Читаем Веселая наука полностью

Проза и поэзия. – Замечено, что великие мастера прозы почти всегда были вместе с тем и поэтами, иногда выпуская в свет свои стихи, иногда же создавая их только тайком, для себя; но хорошая проза писалась несомненно на глазах у поэзии! В самом деле, ведь проза находится в беспрерывной и искусной борьбе с поэзией: вся прелесть хорошей прозы заключается в том, что поэзия постоянно ее обходит и постоянно ей противоречит; всякое отвлеченное понятие является своего рода хитростью против нее и высказывается как бы с насмешкой; всякая суховатость и холодность приводит милую богиню в милое отчаяние; часто она начинает милостиво приближаться, но вдруг отскочит и рассмеется; часто завеса остается приподнятой и яркий свет прорывается оттуда в то самое время, когда богиня наслаждается своими сумерками и мрачными красками; часто с уст ее срывается слово и звучит такой мелодией, что она прикладывает свои тонкие ручки к своим нежным ушкам, и таким образом существуют тысячи военных уловок, которые содействуют поражению прозы и о которых люди, лишенные поэтического чутья, так называемые люди прозы, ничего не знают, – вот таковые-то, говорят, и пишут худой прозой!

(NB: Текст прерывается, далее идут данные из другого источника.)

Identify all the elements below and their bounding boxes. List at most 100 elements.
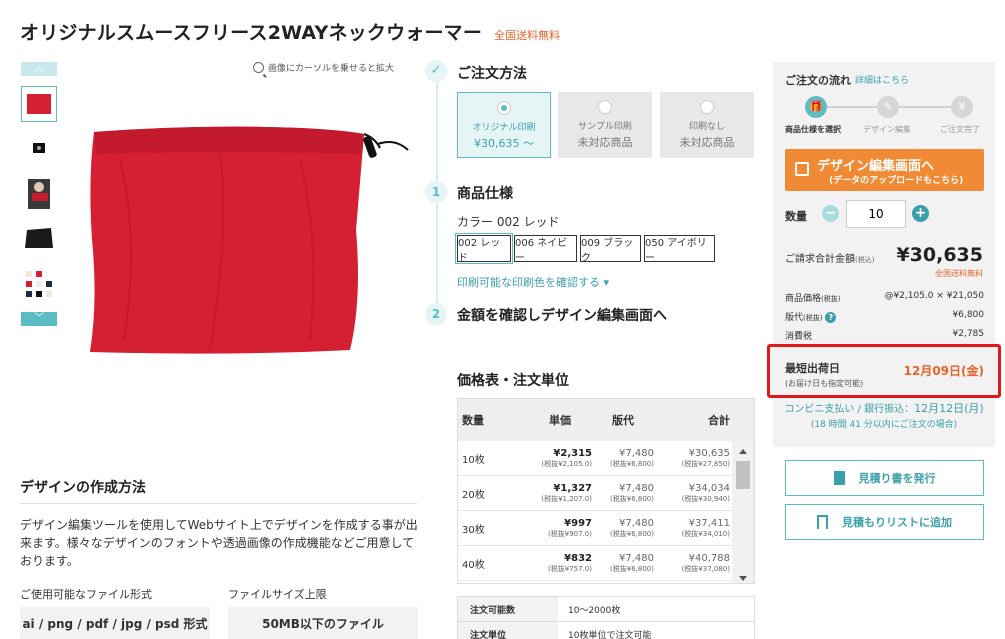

Ведь все хорошее порождается борьбою: вот почему из борьбы вырастает и хорошая проза! – В нашем столетии, которое далеко не было приспособлено к хорошей прозе, ввиду недостаточного, как было указано, развития поэзии, на поприще прозаических произведений прославились четыре мужа, которые были в то же время редкими и истинными поэтами. Помимо Гете, которого наш век справедливо называет своим детищем, я считаю достойными названия мастеров прозы только Джиакомо Леопарди, Проспера Мериме, Ральфа Вальдо Емерсона и Вальтера Саваджа Лэндора, автора Jmapinary Conversations.

Зачем же ты пишешь? – А: Я не принадлежу к тем людям, которые думают с мокрымиерош в руке и еще менее к тем, которые предаются своим страстям над открытой чернильницей, сидя на стуле и коченея над бумагой. Я досадую и стыжусь всего написанного мною; хотя писать – для меня потребность, но потребность, сравнительно противная. Б: Но зачем же ты пишешь тогда? А: Говоря по правде, дружище, я до сих пор не нашел еще другого способа освобождаться от своих мыслей. Б: Но зачем же ты хочешь от них освободиться? А: Зачем я хочу? Я просто должен. – Б: Довольно! Довольно!

Рост после смерти. – Небольшая, но смелая речь, брошенная Фонтенелем о вопросах морали в его бессмертном разговоре о загробном мире, считалась его современниками каким-то парадоксом и игрою несомненного остроумия; даже высшие судьи вкуса и духа, а, быть может, и сам Фонтенель – глядели на нее только такими глазами. Теперь же происходит что-то невероятное: те же самые мысли становятся истиной! Наука доказывает справедливость их! Игра становится серьезным делом! И мы, читая эти диалоги, испытываем уже не те чувства, которые волновали Вольтера и Гельвеция, когда они их читали; и мы невольно причисляем их автора к другому – высшему классу людей, чем упомянутые философы. Имеем ли мы на это право, или делаем без всякого на то основания?